Я проник туда и положил письмо на ее письменный столик. Среди книг и всяких мелочей, которые она собиралась взять в дорогу, лежал и ее бювар. Я раскрыл его и заметил конверт, на котором было помечено: 12 мая 1886 года… Это была дата рокового объяснения!.. Я взял конверт и приоткрыл его. В нем лежали полузасохшие ландыши. Тут я вспомнил, что во время нашей последней прогулки дал ей несколько особенно крупных стебельков и что она приколола их на груди… Она сохранила эти ландыши! Она не захотела расстаться с ними, несмотря на все, что я ей сказал, а может быть, именно потому, что я это сказал! Об этом свидетельствовала дата на конверте: 12 мая 1886 года.
Не думаю, чтобы мне пришлось еще когда-нибудь испытать волнение, подобное тому, какое охватило меня при виде этого простого конверта. Мое сердце преисполнилось гордости. Да, Шарлотта отвергла меня.
Да, она от меня бежала. Но она любит меня! Передо мною доказательство чувства, о каком я и думать не смел. Я закрыл бювар и вернулся к себе в комнату, опасаясь, как бы она не застала меня здесь. Письмо я не оставил, а тут же уничтожил его. Теперь уже не могло быть и речи о моем отъезде. Нет, теперь надо было дождаться ее возвращения. Тогда я уже ни перед чем не остановлюсь и буду торжествовать победу.
Она меня любит!..
$5. — Второй кризис
Она любит меня! Итак, эксперимент с обольщением, который я затеял из гордости и любопытства, удался. В этом уже нельзя были сомневаться ни одной минуты, и полученное мною доказательство не только помогло мне перенести отъезд Шарлотты, но привело к тому, что я почти радовался ее временному отсутствию. Бегство ее объяснялось борьбой с собственными чувствами и указывало на их глубину. Кроме того, ее отъезд на несколько недель помогал мне выйти из невероятных затруднений. «В самом деле, — спрашивал я себя, — что же мне делать?

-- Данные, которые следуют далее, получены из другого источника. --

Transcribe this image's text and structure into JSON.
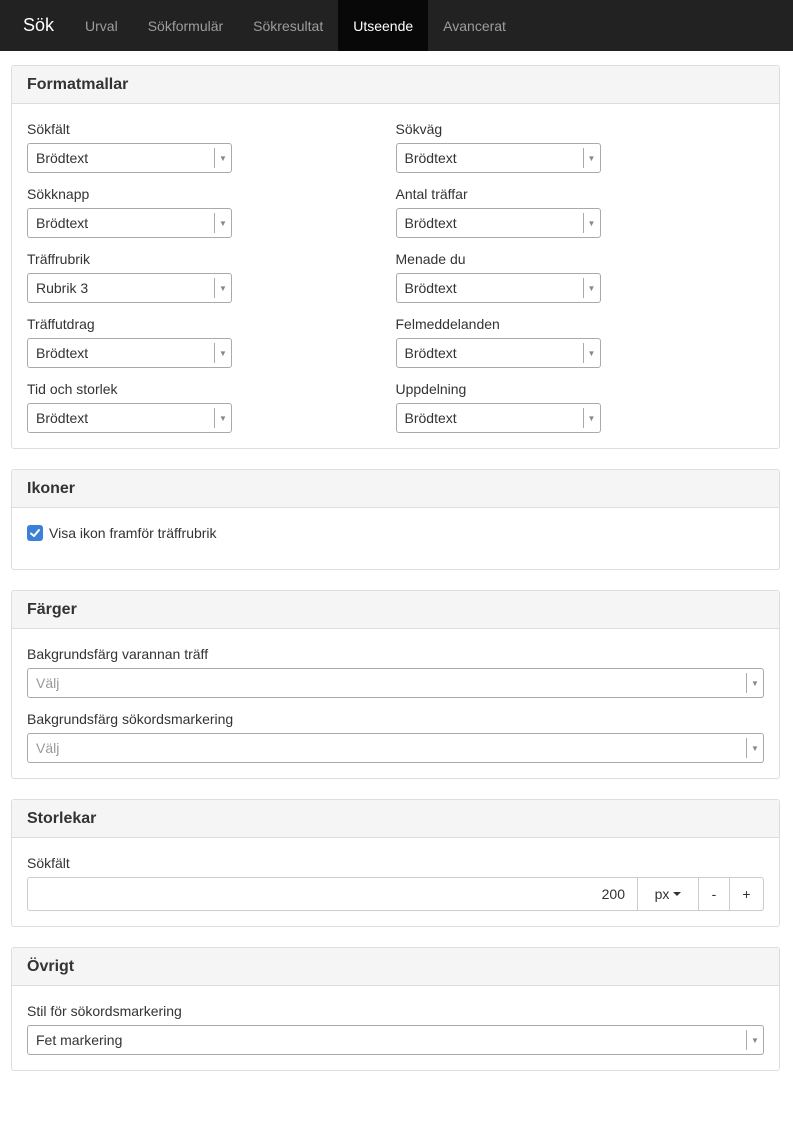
{
  "nav": {
    "brand": "Sök",
    "tabs": [
      {
        "label": "Urval"
      },
      {
        "label": "Sökformulär"
      },
      {
        "label": "Sökresultat"
      },
      {
        "label": "Utseende"
      },
      {
        "label": "Avancerat"
      }
    ],
    "active_tab": "Utseende"
  },
  "formatmallar": {
    "title": "Formatmallar",
    "left": [
      {
        "label": "Sökfält",
        "value": "Brödtext"
      },
      {
        "label": "Sökknapp",
        "value": "Brödtext"
      },
      {
        "label": "Träffrubrik",
        "value": "Rubrik 3"
      },
      {
        "label": "Träffutdrag",
        "value": "Brödtext"
      },
      {
        "label": "Tid och storlek",
        "value": "Brödtext"
      }
    ],
    "right": [
      {
        "label": "Sökväg",
        "value": "Brödtext"
      },
      {
        "label": "Antal träffar",
        "value": "Brödtext"
      },
      {
        "label": "Menade du",
        "value": "Brödtext"
      },
      {
        "label": "Felmeddelanden",
        "value": "Brödtext"
      },
      {
        "label": "Uppdelning",
        "value": "Brödtext"
      }
    ]
  },
  "ikoner": {
    "title": "Ikoner",
    "checkbox_label": "Visa ikon framför träffrubrik",
    "checked": true
  },
  "farger": {
    "title": "Färger",
    "fields": [
      {
        "label": "Bakgrundsfärg varannan träff",
        "placeholder": "Välj"
      },
      {
        "label": "Bakgrundsfärg sökordsmarkering",
        "placeholder": "Välj"
      }
    ]
  },
  "storlekar": {
    "title": "Storlekar",
    "field_label": "Sökfält",
    "value": "200",
    "unit": "px",
    "minus": "-",
    "plus": "+"
  },
  "ovrigt": {
    "title": "Övrigt",
    "field_label": "Stil för sökordsmarkering",
    "value": "Fet markering"
  },
  "colors": {
    "navbar": "#222222",
    "active_tab": "#080808",
    "checkbox": "#3b82d6"
  }
}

Как вести себя, чтобы закрепить и развить этот нежданный успех?» Теперь у меня еще было время подумать об этом в отсутствие ч девушки, которое не могло продолжаться долго, так как в настоящее время Жюсса могли жить только в Оверни. Итак, я на время отложил разработку дальнейшего плана и ходил как хмельной под впечатлением своей победы. А тем временем в замке происходили сборы в дорогу. В день отъезда я, как бы из деликатности, чтобы не стеснять их в последние минуты, попрощался с уезжающими в гостиной и поднялся в свою комнату. Крепкое, дружеское рукопожатие маркиза доказало мне еще раз, как прочно мое положение в этом доме. За подчеркнутой холодностью девушки я угадывал трепет ее сердца, тайну которого она не хотела выдавать. Моя комната была угловой на третьем этаже; окно выходило на двор перед замком. Я спрятался за портьеру, чтобы незаметно наблюдать за тем, как уезжающие будут садиться в экипаж. У подъезда стояла коляска с меховой полстью, запряженная той же гнедою лошадью, что везла в памятный для меня день английский шарабан, и на козлах сидел, как монумент, тот же самый кучер, в коричневой ливрее и с бичом в руке. Показался маркиз, потом Шарлотта. Мне трудно было рассмотреть издали ее лицо, и, когда она подняла вуалетку, чтобы вытереть глаза, я не мог разгадать, что ее так растрогало: последние ли поцелуи матери и брата, или горечь непосильного решения. Но когда экипаж покатил к воротам замка, я отлично видел, что Шарлотта обернулась. Родных уже не было на крыльце.
Куда же она могла смотреть так долго, как не на окно, из которого я тайком наблюдал за нею? Потом экипаж скрылся за рощей, еще раз мелькнул на берегу озера, затем снова исчез, и стал удаляться по дороге через лес Прада, по той дороге, где Шарлотту подстерегало воспоминание, от которого, я был уверен, еще сильнее забьется ее сердце, наконец-то растревоженное и покоренное.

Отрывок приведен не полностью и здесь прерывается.